Today's bounce back in gold prices is fading into the close and as Barclays' Suki Cooper notes, despite some physical demand response to lower prices, it has not been sufficient to combat the overall decline. In the absence of support from physical buying, where does fundamental support materialize? Should gold just put on its commodity hat, instead of its increasingly more popular currency one, its cost of production should provide some guidance.
Via Barclays' Suki Cooper,
Last year, the average cost of production was $673/oz, and the marginal cost of production (90th percentile) was $1104/oz (Gold cash costs drive higher, 22 March 2013).
Should prices dip below marginal cost, around 10% of production under our cost curve becomes cash-negative, representing an estimated 262 tonnes of cash-negative gold production globally. The bulk of this at-risk production is from South Africa, according to our database. Also putting pressure on gold prices is the acceleration of ETP outflows, which have already reached 66.5 tonnes for the month-to-date (until 12 April 2013). Nearly 320 tonnes of gold ETP holdings are cash negative below $1400/oz (assuming only those shares created above $1400/oz have been redeemed above $1400/oz, thus, this estimate is likely to be greater).

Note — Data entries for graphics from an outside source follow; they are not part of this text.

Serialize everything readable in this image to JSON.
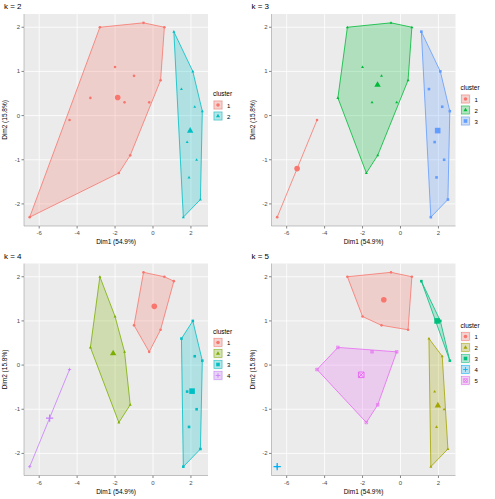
{
  "chart_data": [
    {
      "type": "scatter",
      "title": "k = 2",
      "x_label": "Dim1 (54.9%)",
      "y_label": "Dim2 (15.8%)",
      "legend_title": "cluster",
      "xlim": [
        -6.8,
        2.9
      ],
      "ylim": [
        -2.5,
        2.3
      ],
      "xticks": [
        -6,
        -4,
        -2,
        0,
        2
      ],
      "yticks": [
        -2,
        -1,
        0,
        1,
        2
      ],
      "grid": true,
      "legend": "right",
      "series": [
        {
          "name": "1",
          "color": "#F8766D",
          "marker": "circle",
          "x": [
            -6.5,
            -4.4,
            -3.3,
            -2.8,
            -1.8,
            -2.0,
            -1.5,
            -1.2,
            -1.0,
            -0.5,
            0.6,
            -0.2,
            0.4
          ],
          "y": [
            -2.3,
            -0.1,
            0.4,
            2.0,
            -1.3,
            1.1,
            0.3,
            -0.9,
            0.9,
            2.1,
            2.0,
            0.3,
            0.8
          ],
          "center": [
            -1.86,
            0.41
          ]
        },
        {
          "name": "2",
          "color": "#00BFC4",
          "marker": "triangle",
          "x": [
            1.1,
            2.1,
            2.6,
            1.5,
            2.2,
            1.8,
            2.3,
            2.5,
            1.6,
            1.9
          ],
          "y": [
            1.9,
            1.0,
            0.1,
            0.6,
            0.2,
            -0.6,
            -1.0,
            -1.9,
            -2.3,
            -1.4
          ],
          "center": [
            1.96,
            -0.34
          ]
        }
      ]
    },
    {
      "type": "scatter",
      "title": "k = 3",
      "x_label": "Dim1 (54.9%)",
      "y_label": "Dim2 (15.8%)",
      "legend_title": "cluster",
      "xlim": [
        -6.8,
        2.9
      ],
      "ylim": [
        -2.5,
        2.3
      ],
      "xticks": [
        -6,
        -4,
        -2,
        0,
        2
      ],
      "yticks": [
        -2,
        -1,
        0,
        1,
        2
      ],
      "grid": true,
      "legend": "right",
      "series": [
        {
          "name": "1",
          "color": "#F8766D",
          "marker": "circle",
          "x": [
            -6.5,
            -4.4
          ],
          "y": [
            -2.3,
            -0.1
          ],
          "center": [
            -5.45,
            -1.2
          ]
        },
        {
          "name": "2",
          "color": "#00BA38",
          "marker": "triangle",
          "x": [
            -3.3,
            -2.8,
            -1.8,
            -2.0,
            -1.5,
            -1.2,
            -1.0,
            -0.5,
            0.6,
            -0.2,
            0.4
          ],
          "y": [
            0.4,
            2.0,
            -1.3,
            1.1,
            0.3,
            -0.9,
            0.9,
            2.1,
            2.0,
            0.3,
            0.8
          ],
          "center": [
            -1.21,
            0.7
          ]
        },
        {
          "name": "3",
          "color": "#619CFF",
          "marker": "square",
          "x": [
            1.1,
            2.1,
            2.6,
            1.5,
            2.2,
            1.8,
            2.3,
            2.5,
            1.6,
            1.9
          ],
          "y": [
            1.9,
            1.0,
            0.1,
            0.6,
            0.2,
            -0.6,
            -1.0,
            -1.9,
            -2.3,
            -1.4
          ],
          "center": [
            1.96,
            -0.34
          ]
        }
      ]
    },
    {
      "type": "scatter",
      "title": "k = 4",
      "x_label": "Dim1 (54.9%)",
      "y_label": "Dim2 (15.8%)",
      "legend_title": "cluster",
      "xlim": [
        -6.8,
        2.9
      ],
      "ylim": [
        -2.5,
        2.3
      ],
      "xticks": [
        -6,
        -4,
        -2,
        0,
        2
      ],
      "yticks": [
        -2,
        -1,
        0,
        1,
        2
      ],
      "grid": true,
      "legend": "right",
      "series": [
        {
          "name": "1",
          "color": "#F8766D",
          "marker": "circle",
          "x": [
            -1.0,
            -0.5,
            0.6,
            -0.2,
            0.4,
            1.1
          ],
          "y": [
            0.9,
            2.1,
            2.0,
            0.3,
            0.8,
            1.9
          ],
          "center": [
            0.07,
            1.33
          ]
        },
        {
          "name": "2",
          "color": "#7CAE00",
          "marker": "triangle",
          "x": [
            -3.3,
            -2.8,
            -1.8,
            -2.0,
            -1.5,
            -1.2
          ],
          "y": [
            0.4,
            2.0,
            -1.3,
            1.1,
            0.3,
            -0.9
          ],
          "center": [
            -2.1,
            0.27
          ]
        },
        {
          "name": "3",
          "color": "#00BFC4",
          "marker": "square",
          "x": [
            2.1,
            2.6,
            1.5,
            2.2,
            1.8,
            2.3,
            2.5,
            1.6,
            1.9
          ],
          "y": [
            1.0,
            0.1,
            0.6,
            0.2,
            -0.6,
            -1.0,
            -1.9,
            -2.3,
            -1.4
          ],
          "center": [
            2.06,
            -0.59
          ]
        },
        {
          "name": "4",
          "color": "#C77CFF",
          "marker": "plus",
          "x": [
            -6.5,
            -4.4
          ],
          "y": [
            -2.3,
            -0.1
          ],
          "center": [
            -5.45,
            -1.2
          ]
        }
      ]
    },
    {
      "type": "scatter",
      "title": "k = 5",
      "x_label": "Dim1 (54.9%)",
      "y_label": "Dim2 (15.8%)",
      "legend_title": "cluster",
      "xlim": [
        -6.8,
        2.9
      ],
      "ylim": [
        -2.5,
        2.3
      ],
      "xticks": [
        -6,
        -4,
        -2,
        0,
        2
      ],
      "yticks": [
        -2,
        -1,
        0,
        1,
        2
      ],
      "grid": true,
      "legend": "right",
      "series": [
        {
          "name": "1",
          "color": "#F8766D",
          "marker": "circle",
          "x": [
            -2.8,
            -2.0,
            -1.0,
            -0.5,
            0.6,
            0.4
          ],
          "y": [
            2.0,
            1.1,
            0.9,
            2.1,
            2.0,
            0.8
          ],
          "center": [
            -0.88,
            1.48
          ]
        },
        {
          "name": "2",
          "color": "#A3A500",
          "marker": "triangle",
          "x": [
            1.5,
            2.2,
            1.8,
            2.3,
            2.5,
            1.6,
            1.9
          ],
          "y": [
            0.6,
            0.2,
            -0.6,
            -1.0,
            -1.9,
            -2.3,
            -1.4
          ],
          "center": [
            1.97,
            -0.91
          ]
        },
        {
          "name": "3",
          "color": "#00BF7D",
          "marker": "square",
          "x": [
            1.1,
            2.1,
            2.6
          ],
          "y": [
            1.9,
            1.0,
            0.1
          ],
          "center": [
            1.93,
            1.0
          ]
        },
        {
          "name": "4",
          "color": "#00B0F6",
          "marker": "plus",
          "x": [
            -6.5
          ],
          "y": [
            -2.3
          ],
          "center": [
            -6.5,
            -2.3
          ]
        },
        {
          "name": "5",
          "color": "#E76BF3",
          "marker": "square_cross",
          "x": [
            -4.4,
            -3.3,
            -1.8,
            -1.5,
            -1.2,
            -0.2
          ],
          "y": [
            -0.1,
            0.4,
            -1.3,
            0.3,
            -0.9,
            0.3
          ],
          "center": [
            -2.07,
            -0.22
          ]
        }
      ]
    }
  ]
}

Although a reduction in mine supply would need to counter the supply from ETP outflows, this has raised the question whether producer hedging could gain traction. Hedging activity over the past couple of years has predominantly been related to project financing.
Looking at the 20-year price low in 1999, when prices dipped to $252/oz, prices traded a third above the annual average cash cost. The average cost of production was quite stable in the 1990s but has risen by an average 16% y/y over the past five years. The marginal cost of production has risen by 69% over the past five years, rising by 15.2% last year.
Our cycle average forecast is $1125/oz (which denotes the cost-driven estimate of the minimum sustainable price over a business cycle) before taking into consideration sustaining capex, therefore, given that cost pressures are rising and labor disruptions persist, from a fundamental perspective, support comes into play initially at around $1300/oz before a substantial quantity of mine production is put at risk.
And of course, should the central banks of the world succeed in driving the price of gold to or below its costs of production (repressing yet another asset class into stocks) then we fear the repercussions will backfire from a combination of bankruptcies, unemployment, and as we have already seen in Africa - severe social unrest.